I did make a few quick and dirty dummy loads using a regular cup of cold water, a sacrificial TO3 power transistor ( I used 2N3773's that had survived the detonation of the UPS units they were part of), some wire and a resistance decade box to supply base current to them. They would run fine, boiling the water, till it was below the device, so just had to have some extra water handy for long load testing. Solder to base and emitter, a M4 nut and bolt to connect the collector, or just solder the wire to the top of the steel can. Worked from 1A to 15A, up to 100W of power dissipation.

CopperCone:
I highly recommend that you make a spacious box made of steel mesh to house any kind of loads like this.

I have seen dummy loads like this meant for this using light bulbs, they put the bulbs in a steel mesh box basically to eliminate risk of electrocution and burns. This was meant for either parallel or series light bulbs with the circuits. Also stores nicely and looks good and protects it from falling screw drivers and other things.

Having blazing hot light bulbs, heat sinks, wire in the open is asking for trouble and possibly fire.

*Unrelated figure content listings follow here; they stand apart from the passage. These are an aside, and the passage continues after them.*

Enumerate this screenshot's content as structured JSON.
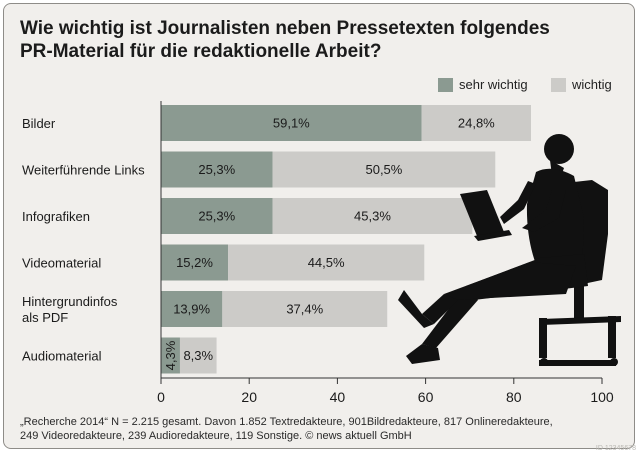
{
  "title_line1": "Wie wichtig ist Journalisten neben Pressetexten folgendes",
  "title_line2": "PR-Material für die redaktionelle Arbeit?",
  "legend": [
    {
      "label": "sehr wichtig",
      "color": "#8b9a91"
    },
    {
      "label": "wichtig",
      "color": "#cccbc8"
    }
  ],
  "chart_data": {
    "type": "bar",
    "orientation": "horizontal",
    "stacked": true,
    "categories": [
      [
        "Bilder"
      ],
      [
        "Weiterführende Links"
      ],
      [
        "Infografiken"
      ],
      [
        "Videomaterial"
      ],
      [
        "Hintergrundinfos",
        "als PDF"
      ],
      [
        "Audiomaterial"
      ]
    ],
    "series": [
      {
        "name": "sehr wichtig",
        "color": "#8b9a91",
        "values": [
          59.1,
          25.3,
          25.3,
          15.2,
          13.9,
          4.3
        ]
      },
      {
        "name": "wichtig",
        "color": "#cccbc8",
        "values": [
          24.8,
          50.5,
          45.3,
          44.5,
          37.4,
          8.3
        ]
      }
    ],
    "data_labels": [
      [
        "59,1%",
        "25,3%",
        "25,3%",
        "15,2%",
        "13,9%",
        "4,3%"
      ],
      [
        "24,8%",
        "50,5%",
        "45,3%",
        "44,5%",
        "37,4%",
        "8,3%"
      ]
    ],
    "xlim": [
      0,
      100
    ],
    "xticks": [
      0,
      20,
      40,
      60,
      80,
      100
    ],
    "grid": false,
    "legend_position": "top-right"
  },
  "footnote_line1": "„Recherche 2014“ N = 2.215 gesamt. Davon 1.852 Textredakteure, 901Bildredakteure, 817 Onlineredakteure,",
  "footnote_line2": "249 Videoredakteure, 239 Audioredakteure, 119 Sonstige. © news aktuell GmbH",
  "watermark": "ID 12345678"
}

Home depot sells material that would work well.
https://www.homedepot.com/b/Hardware-Metal-Sheets-Rods-Sheet/N-5yc1vZc27v


If you use oil as a coolant and it gets real hot I would recommend you weight the platform down with some lead or stone and add some kind of splash guards (i.e. make baffles), and if it is not meant to get hot you should put a thermostat on it to break the circuit if it shorts out and starts to over heat so you don't accidentally deep fry yourself. A drain valve on the bottom would be nice to if you make some kind of oil testing tank so it can be stored drained.

Shock:
One idea is connecting up a 12V mains inverter and sticking the load on the inverter. No idea how accurate that would be but you could really punish a 12V DC supply that way if you wanted to.